Halfway Up The Street
She stops to light a fag, watches some sparrows fight over batter-bits, left by a slow-blown chip-paper that tumbleweeds across the Courthouse grass.
From the pavement she squints to make out the headline exclaiming Sandie Shaw a winner.
She drags deep on her fag, exhales, puts both hands back on the pram and starts walking, steering around a curled mound of dog muck.
Jean and her sisters watched the Eurovision on their new second-hand black and white TV on Saturday night, bought by her mam the weekend before from a woman at work.
Jean and her sisters gasped when Sandie’s microphone didn’t work at first, and then moved as one to the edge of the new second-hand settee when Sandie’s voice came through loud and clear.
Jean would like her hair cut like Sandie’s, but for now she wears it in a beehive.
She stoops by the cenotaph to pull the backs of her sandals up, and to stop her heart beating fast she sings the first line of Sandie’s chorus, almost breathing it into the mouth of the pram.
Say you love me madly, I’ll gladly, be there.
She frowns, drags on her fag, then starts reading the blackened names on the cenotaph.
For those who fell.
She gets as far as Evans G, then understands these names mean nothing to her, and placing one hand on the pram, she moves on in slow measured steps, fag in mouth, using her free hand to check her hair.
In the mirror this morning she thought she looked older. This is something she wants, and has been practising an older face. The older face doesn’t smile.
She takes her fag out and glances down to her belly and legs as she walks. In her brown suede miniskirt her belly has lost its little pudding, and she thinks her legs have gained nothing after the birth.
In the distance, the Post Office clock looks like it reads a quarter to one, but she can’t be sure without her glasses.
Jean puts the brake on the big old pram and moves around to the side of it, peering into the flaky chrome struts that hold the hood up. Her black eyeliner is thick today, and her slate-grey eyes stare back between curls of peeling silver.
She rubs the loose flakes off and wishes she had a new pram.
When the woman from the Social came to tell her someone had donated a used pram and did she want it, Jean felt happy. She walked all the way across town to a big old house to collect it. The woman who was donating the pram smiled at Jean, but she could tell the woman was judging her.
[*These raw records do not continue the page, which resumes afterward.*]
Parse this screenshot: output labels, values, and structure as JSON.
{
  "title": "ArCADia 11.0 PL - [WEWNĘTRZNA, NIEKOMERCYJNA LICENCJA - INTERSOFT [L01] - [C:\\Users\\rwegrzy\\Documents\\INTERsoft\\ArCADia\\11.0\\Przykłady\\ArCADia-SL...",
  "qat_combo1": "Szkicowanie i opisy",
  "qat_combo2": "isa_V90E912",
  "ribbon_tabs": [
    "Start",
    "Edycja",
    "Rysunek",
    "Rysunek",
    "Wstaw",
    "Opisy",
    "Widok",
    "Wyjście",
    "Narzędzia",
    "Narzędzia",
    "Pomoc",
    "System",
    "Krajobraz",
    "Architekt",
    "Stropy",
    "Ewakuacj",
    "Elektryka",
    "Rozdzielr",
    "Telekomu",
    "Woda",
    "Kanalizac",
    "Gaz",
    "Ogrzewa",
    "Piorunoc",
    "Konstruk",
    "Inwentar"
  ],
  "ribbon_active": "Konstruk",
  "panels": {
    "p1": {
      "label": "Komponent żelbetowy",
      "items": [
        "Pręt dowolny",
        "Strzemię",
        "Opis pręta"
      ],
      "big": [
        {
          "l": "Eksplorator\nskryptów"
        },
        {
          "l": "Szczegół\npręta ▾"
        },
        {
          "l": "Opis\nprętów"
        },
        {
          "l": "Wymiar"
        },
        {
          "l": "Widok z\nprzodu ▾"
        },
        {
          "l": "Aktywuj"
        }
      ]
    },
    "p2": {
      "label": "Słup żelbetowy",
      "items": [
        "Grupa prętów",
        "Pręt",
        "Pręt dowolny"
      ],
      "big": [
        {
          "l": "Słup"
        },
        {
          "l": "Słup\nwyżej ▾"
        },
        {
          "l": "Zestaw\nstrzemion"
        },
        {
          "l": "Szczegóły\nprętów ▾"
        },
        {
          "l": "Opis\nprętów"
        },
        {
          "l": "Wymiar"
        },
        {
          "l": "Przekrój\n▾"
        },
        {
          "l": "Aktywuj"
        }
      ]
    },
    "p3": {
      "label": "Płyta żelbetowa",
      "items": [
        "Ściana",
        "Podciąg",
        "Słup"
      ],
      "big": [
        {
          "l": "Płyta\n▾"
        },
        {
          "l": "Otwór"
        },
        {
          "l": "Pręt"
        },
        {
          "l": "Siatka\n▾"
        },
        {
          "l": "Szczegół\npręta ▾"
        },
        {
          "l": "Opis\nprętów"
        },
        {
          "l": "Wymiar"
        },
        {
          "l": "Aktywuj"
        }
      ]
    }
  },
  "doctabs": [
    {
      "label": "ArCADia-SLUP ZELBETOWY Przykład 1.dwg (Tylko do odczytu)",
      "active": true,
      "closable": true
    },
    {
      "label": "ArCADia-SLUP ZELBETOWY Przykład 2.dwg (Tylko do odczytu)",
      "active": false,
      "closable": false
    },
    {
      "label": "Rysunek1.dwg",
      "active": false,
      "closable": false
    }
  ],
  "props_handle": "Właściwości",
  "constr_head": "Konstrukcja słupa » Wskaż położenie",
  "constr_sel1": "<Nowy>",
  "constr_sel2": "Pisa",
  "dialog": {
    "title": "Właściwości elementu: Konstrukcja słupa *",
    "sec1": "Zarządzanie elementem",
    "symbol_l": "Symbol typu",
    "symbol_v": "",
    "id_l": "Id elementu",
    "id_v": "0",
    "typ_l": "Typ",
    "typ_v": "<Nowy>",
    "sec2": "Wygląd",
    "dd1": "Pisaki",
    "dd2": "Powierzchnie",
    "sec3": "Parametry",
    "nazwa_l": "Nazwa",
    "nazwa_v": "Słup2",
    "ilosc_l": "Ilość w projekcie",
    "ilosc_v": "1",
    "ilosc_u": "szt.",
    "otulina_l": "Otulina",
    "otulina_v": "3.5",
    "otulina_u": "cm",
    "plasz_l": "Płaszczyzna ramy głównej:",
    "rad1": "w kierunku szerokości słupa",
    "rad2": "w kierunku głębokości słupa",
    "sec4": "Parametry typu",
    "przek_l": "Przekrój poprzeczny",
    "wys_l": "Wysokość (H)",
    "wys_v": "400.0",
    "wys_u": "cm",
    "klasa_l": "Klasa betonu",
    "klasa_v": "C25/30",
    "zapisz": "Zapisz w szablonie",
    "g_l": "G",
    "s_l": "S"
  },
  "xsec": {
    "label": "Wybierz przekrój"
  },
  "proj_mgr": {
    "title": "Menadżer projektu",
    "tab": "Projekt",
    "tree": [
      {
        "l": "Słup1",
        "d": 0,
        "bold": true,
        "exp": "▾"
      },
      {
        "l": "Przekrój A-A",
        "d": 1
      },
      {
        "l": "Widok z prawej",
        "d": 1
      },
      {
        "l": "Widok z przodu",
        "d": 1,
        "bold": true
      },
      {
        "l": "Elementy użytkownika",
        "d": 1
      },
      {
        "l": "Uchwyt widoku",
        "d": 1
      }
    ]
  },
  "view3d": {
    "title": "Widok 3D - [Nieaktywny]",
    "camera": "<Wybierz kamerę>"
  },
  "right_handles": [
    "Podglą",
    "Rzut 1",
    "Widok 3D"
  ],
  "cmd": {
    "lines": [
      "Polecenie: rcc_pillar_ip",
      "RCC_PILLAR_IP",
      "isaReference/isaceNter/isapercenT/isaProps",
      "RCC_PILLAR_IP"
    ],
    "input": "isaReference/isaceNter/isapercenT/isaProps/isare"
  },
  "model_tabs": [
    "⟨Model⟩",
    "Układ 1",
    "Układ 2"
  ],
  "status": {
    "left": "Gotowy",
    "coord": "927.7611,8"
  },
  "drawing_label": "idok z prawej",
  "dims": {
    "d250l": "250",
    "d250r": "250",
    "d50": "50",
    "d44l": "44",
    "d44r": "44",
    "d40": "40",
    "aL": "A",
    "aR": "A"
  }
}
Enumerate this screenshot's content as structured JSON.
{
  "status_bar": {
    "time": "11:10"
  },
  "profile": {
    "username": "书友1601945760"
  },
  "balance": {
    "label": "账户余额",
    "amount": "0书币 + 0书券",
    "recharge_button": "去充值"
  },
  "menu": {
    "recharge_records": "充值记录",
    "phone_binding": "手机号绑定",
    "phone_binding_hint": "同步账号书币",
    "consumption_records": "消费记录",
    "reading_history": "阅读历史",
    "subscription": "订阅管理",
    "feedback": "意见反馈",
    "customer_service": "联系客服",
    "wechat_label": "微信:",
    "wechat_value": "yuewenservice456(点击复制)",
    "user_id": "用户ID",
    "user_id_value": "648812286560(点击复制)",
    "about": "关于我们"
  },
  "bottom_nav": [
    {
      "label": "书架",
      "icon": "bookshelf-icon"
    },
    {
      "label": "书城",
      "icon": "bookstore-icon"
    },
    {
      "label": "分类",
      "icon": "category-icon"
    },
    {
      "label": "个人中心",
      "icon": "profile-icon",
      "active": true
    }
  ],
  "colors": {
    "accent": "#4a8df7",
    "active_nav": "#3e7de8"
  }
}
Jean’s mam warned her people would be like this when she came home with the baby.
Jean knew this anyway.
Lifting the brake with the toe of her sandal, Jean and the pram move off slowly. She still has quarter of an hour until she meets Mick, and Mick is always late.
Her heart starts beating faster again when she thinks of him, and she hates herself for not being strong and calm like an older woman would.
She parks the pram by the bench and sits down, pulling her skirt down lower.
Stamping her fag out, she remembers Mick’s face when she told him she was pregnant. She remembers the flicker of shock in his eyes, the blink, then the grin, the Oh well I suppose we’d best get married then.